I didn't understand about the nursing home. Is that where old people live?

I didn't get enough sleep so I'm not getting the comment.

fairykarma said...

I guess you can call it "live". While I don't agree that all nursing homes are bad, I do think the conditions in the majority are deplorable for both staff (low-level ones) and residents. Sometimes I think the people put in there are paying back karma. Those and the elderly who are currently living on really restricted incomes.

My point was that people who see a not so pleasant future for themselves in old age might be the ones who clamor for the mother to get a salary. But that was rather shortsighted of me to think that people actually look that far into the future.

Clarissa said...

Oh, now I get it and it makes a lot of sense. Sorry, being slow today.

Rimi said...

"How about people who choose not to have children? It can be argued that their service to society is greater since their decision reduces their carbon footprint and helps combat the horrible overpopulation that is the scourge of this planet."

Suggesting this once has made me fall out of favour with people I held in contempt, thus releasing me from the need to be politely sociable with them. That logic is my friend.

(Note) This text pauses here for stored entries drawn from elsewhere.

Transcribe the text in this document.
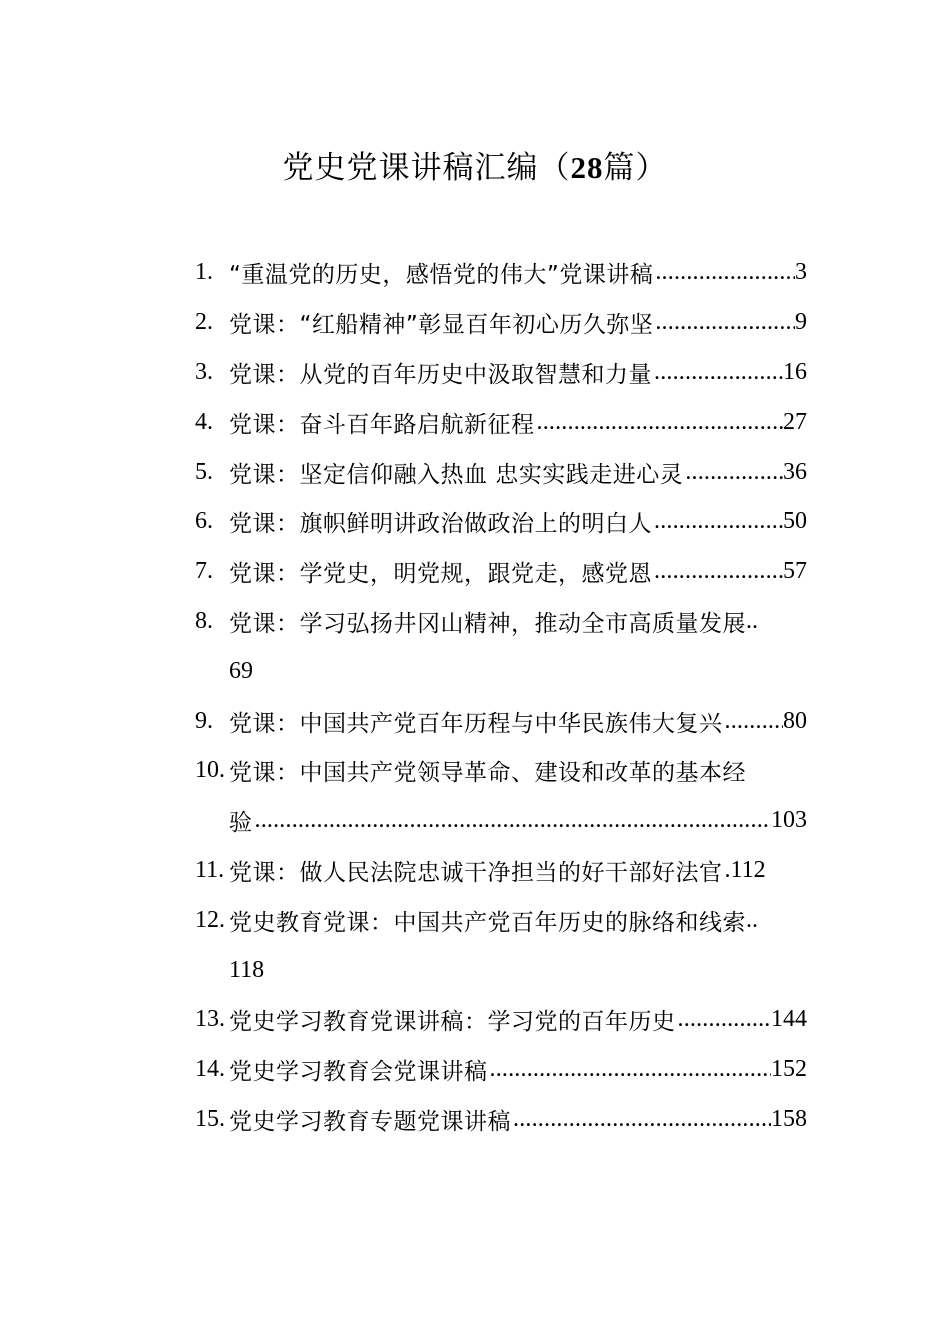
党史党课讲稿汇编（28篇）
1. “重温党的历史，感悟党的伟大”党课讲稿 .....	3
2. 党课：“红船精神”彰显百年初心历久弥坚 .....	9
3. 党课：从党的百年历史中汲取智慧和力量 .....	16
4. 党课：奋斗百年路启航新征程 .....	27
5. 党课：坚定信仰融入热血 忠实实践走进心灵 .....	36
6. 党课：旗帜鲜明讲政治做政治上的明白人 .....	50
7. 党课：学党史，明党规，跟党走，感党恩 .....	57
8. 党课：学习弘扬井冈山精神，推动全市高质量发展 ..
69
9. 党课：中国共产党百年历程与中华民族伟大复兴 .....	80
10. 党课：中国共产党领导革命、建设和改革的基本经
验 .....	103
11. 党课：做人民法院忠诚干净担当的好干部好法官 ..... 112
12. 党史教育党课：中国共产党百年历史的脉络和线索 ..
118
13. 党史学习教育党课讲稿：学习党的百年历史 .....	144
14. 党史学习教育会党课讲稿 .....	152
15. 党史学习教育专题党课讲稿 .....	158
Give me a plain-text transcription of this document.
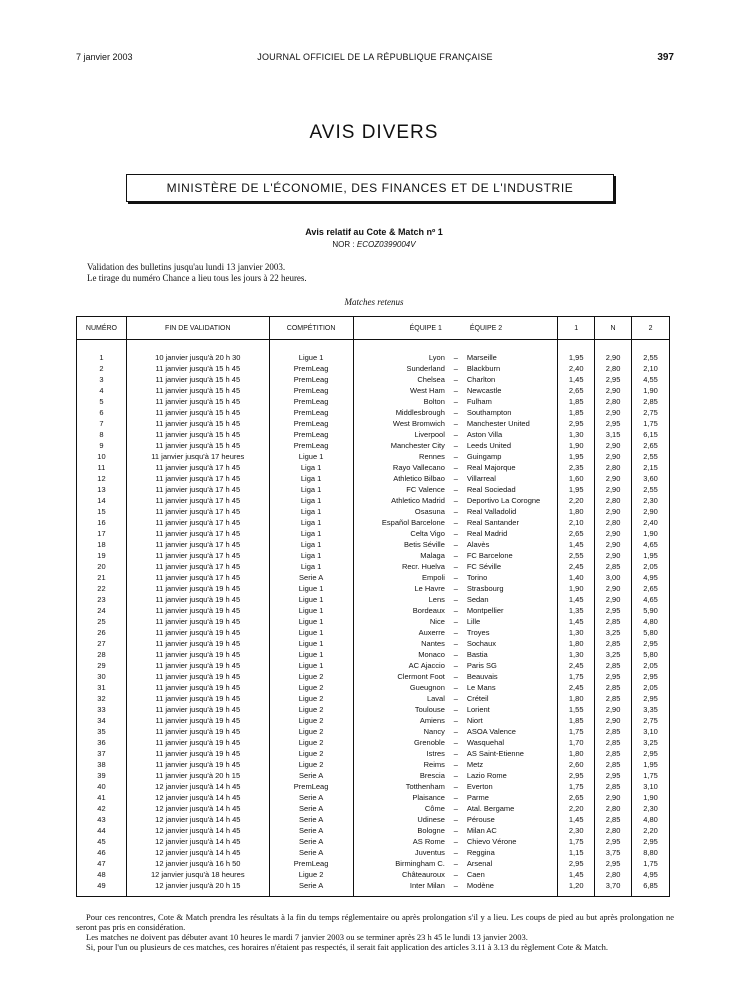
7 janvier 2003	JOURNAL OFFICIEL DE LA RÉPUBLIQUE FRANÇAISE	397
AVIS DIVERS
MINISTÈRE DE L'ÉCONOMIE, DES FINANCES ET DE L'INDUSTRIE
Avis relatif au Cote & Match nº 1
NOR : ECOZ0399004V
Validation des bulletins jusqu'au lundi 13 janvier 2003.
Le tirage du numéro Chance a lieu tous les jours à 22 heures.
Matches retenus
NUMÉRO	FIN DE VALIDATION	COMPÉTITION	ÉQUIPE 1		ÉQUIPE 2	1	N	2

1	10 janvier jusqu'à 20 h 30	Ligue 1	Lyon	–	Marseille	1,95	2,90	2,55
2	11 janvier jusqu'à 15 h 45	PremLeag	Sunderland	–	Blackburn	2,40	2,80	2,10
3	11 janvier jusqu'à 15 h 45	PremLeag	Chelsea	–	Charlton	1,45	2,95	4,55
4	11 janvier jusqu'à 15 h 45	PremLeag	West Ham	–	Newcastle	2,65	2,90	1,90
5	11 janvier jusqu'à 15 h 45	PremLeag	Bolton	–	Fulham	1,85	2,80	2,85
6	11 janvier jusqu'à 15 h 45	PremLeag	Middlesbrough	–	Southampton	1,85	2,90	2,75
7	11 janvier jusqu'à 15 h 45	PremLeag	West Bromwich	–	Manchester United	2,95	2,95	1,75
8	11 janvier jusqu'à 15 h 45	PremLeag	Liverpool	–	Aston Villa	1,30	3,15	6,15
9	11 janvier jusqu'à 15 h 45	PremLeag	Manchester City	–	Leeds United	1,90	2,90	2,65
10	11 janvier jusqu'à 17 heures	Ligue 1	Rennes	–	Guingamp	1,95	2,90	2,55
11	11 janvier jusqu'à 17 h 45	Liga 1	Rayo Vallecano	–	Real Majorque	2,35	2,80	2,15
12	11 janvier jusqu'à 17 h 45	Liga 1	Athletico Bilbao	–	Villarreal	1,60	2,90	3,60
13	11 janvier jusqu'à 17 h 45	Liga 1	FC Valence	–	Real Sociedad	1,95	2,90	2,55
14	11 janvier jusqu'à 17 h 45	Liga 1	Athletico Madrid	–	Deportivo La Corogne	2,20	2,80	2,30
15	11 janvier jusqu'à 17 h 45	Liga 1	Osasuna	–	Real Valladolid	1,80	2,90	2,90
16	11 janvier jusqu'à 17 h 45	Liga 1	Español Barcelone	–	Real Santander	2,10	2,80	2,40
17	11 janvier jusqu'à 17 h 45	Liga 1	Celta Vigo	–	Real Madrid	2,65	2,90	1,90
18	11 janvier jusqu'à 17 h 45	Liga 1	Betis Séville	–	Alavès	1,45	2,90	4,65
19	11 janvier jusqu'à 17 h 45	Liga 1	Malaga	–	FC Barcelone	2,55	2,90	1,95
20	11 janvier jusqu'à 17 h 45	Liga 1	Recr. Huelva	–	FC Séville	2,45	2,85	2,05
21	11 janvier jusqu'à 17 h 45	Serie A	Empoli	–	Torino	1,40	3,00	4,95
22	11 janvier jusqu'à 19 h 45	Ligue 1	Le Havre	–	Strasbourg	1,90	2,90	2,65
23	11 janvier jusqu'à 19 h 45	Ligue 1	Lens	–	Sedan	1,45	2,90	4,65
24	11 janvier jusqu'à 19 h 45	Ligue 1	Bordeaux	–	Montpellier	1,35	2,95	5,90
25	11 janvier jusqu'à 19 h 45	Ligue 1	Nice	–	Lille	1,45	2,85	4,80
26	11 janvier jusqu'à 19 h 45	Ligue 1	Auxerre	–	Troyes	1,30	3,25	5,80
27	11 janvier jusqu'à 19 h 45	Ligue 1	Nantes	–	Sochaux	1,80	2,85	2,95
28	11 janvier jusqu'à 19 h 45	Ligue 1	Monaco	–	Bastia	1,30	3,25	5,80
29	11 janvier jusqu'à 19 h 45	Ligue 1	AC Ajaccio	–	Paris SG	2,45	2,85	2,05
30	11 janvier jusqu'à 19 h 45	Ligue 2	Clermont Foot	–	Beauvais	1,75	2,95	2,95
31	11 janvier jusqu'à 19 h 45	Ligue 2	Gueugnon	–	Le Mans	2,45	2,85	2,05
32	11 janvier jusqu'à 19 h 45	Ligue 2	Laval	–	Créteil	1,80	2,85	2,95
33	11 janvier jusqu'à 19 h 45	Ligue 2	Toulouse	–	Lorient	1,55	2,90	3,35
34	11 janvier jusqu'à 19 h 45	Ligue 2	Amiens	–	Niort	1,85	2,90	2,75
35	11 janvier jusqu'à 19 h 45	Ligue 2	Nancy	–	ASOA Valence	1,75	2,85	3,10
36	11 janvier jusqu'à 19 h 45	Ligue 2	Grenoble	–	Wasquehal	1,70	2,85	3,25
37	11 janvier jusqu'à 19 h 45	Ligue 2	Istres	–	AS Saint-Etienne	1,80	2,85	2,95
38	11 janvier jusqu'à 19 h 45	Ligue 2	Reims	–	Metz	2,60	2,85	1,95
39	11 janvier jusqu'à 20 h 15	Serie A	Brescia	–	Lazio Rome	2,95	2,95	1,75
40	12 janvier jusqu'à 14 h 45	PremLeag	Totthenham	–	Everton	1,75	2,85	3,10
41	12 janvier jusqu'à 14 h 45	Serie A	Plaisance	–	Parme	2,65	2,90	1,90
42	12 janvier jusqu'à 14 h 45	Serie A	Côme	–	Atal. Bergame	2,20	2,80	2,30
43	12 janvier jusqu'à 14 h 45	Serie A	Udinese	–	Pérouse	1,45	2,85	4,80
44	12 janvier jusqu'à 14 h 45	Serie A	Bologne	–	Milan AC	2,30	2,80	2,20
45	12 janvier jusqu'à 14 h 45	Serie A	AS Rome	–	Chievo Vérone	1,75	2,95	2,95
46	12 janvier jusqu'à 14 h 45	Serie A	Juventus	–	Reggina	1,15	3,75	8,80
47	12 janvier jusqu'à 16 h 50	PremLeag	Birmingham C.	–	Arsenal	2,95	2,95	1,75
48	12 janvier jusqu'à 18 heures	Ligue 2	Châteauroux	–	Caen	1,45	2,80	4,95
49	12 janvier jusqu'à 20 h 15	Serie A	Inter Milan	–	Modène	1,20	3,70	6,85

Pour ces rencontres, Cote & Match prendra les résultats à la fin du temps réglementaire ou après prolongation s'il y a lieu. Les coups de pied au but après prolongation ne seront pas pris en considération.

Les matches ne doivent pas débuter avant 10 heures le mardi 7 janvier 2003 ou se terminer après 23 h 45 le lundi 13 janvier 2003.

Si, pour l'un ou plusieurs de ces matches, ces horaires n'étaient pas respectés, il serait fait application des articles 3.11 à 3.13 du règlement Cote & Match.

I think, Clarissa, that the 'payment for mothers' argument is in response to the ideology that a woman's work is to stay at home, take care of the homestead, and nurture her husband and children. If you must keep her at home and call that her "job", then you'd damn well be paying her for it, is what the feminists seem to be saying.

Since this article is specific to child-bearing/rearing and not housework, I'd also like to draw your attention to the small spark of protest against banning abortion, whereby women said if the state policed the use of their wombs, it would bloody well have to pay them rent for its occupation.

Those are the possible roots of this claim, but I must admit that I find a lot of contemporary feminism thoughtlessly hand-in-glove with patriarchal hegemony, simply because most 'feminists' don't take a minute to analyse the next 'brilliant' slogan they're about to raise their fists for.

Rimi said...

On the other hand, just to play the devil's advocate, I should point out that the employer-employee contract trumping older social contracts is a very libertarian, free-market principle that I am wary of employing in the much murkier and variable/subjective field of social/familial/gender relations.

In our current society, I would still scoff at being paid for motherhood (unless it was a case of surrogacy, but then donors would be private individuals), but I would watch out for insidious libertarian rhetoric to support it.

eric said...

We must not forget that something like this already happens: dependent children are a tax write-off.

But as Leah Jane notes above, if we really wish to recompense mother (or parent-)hood, a robust social welfare system would go a long way, and would obviate such idiotic contrivances as "playdates", which I'm sure are just as torturous for parents as they are for kids.

dead chicken said...

I think there is some tension between the idea of children as a public good and a private one.

Places where the pension systems are under a lot of strain are apt to see children as a public good and be willing to help subsidize the next gen.

It's not going to happen here for a long time though.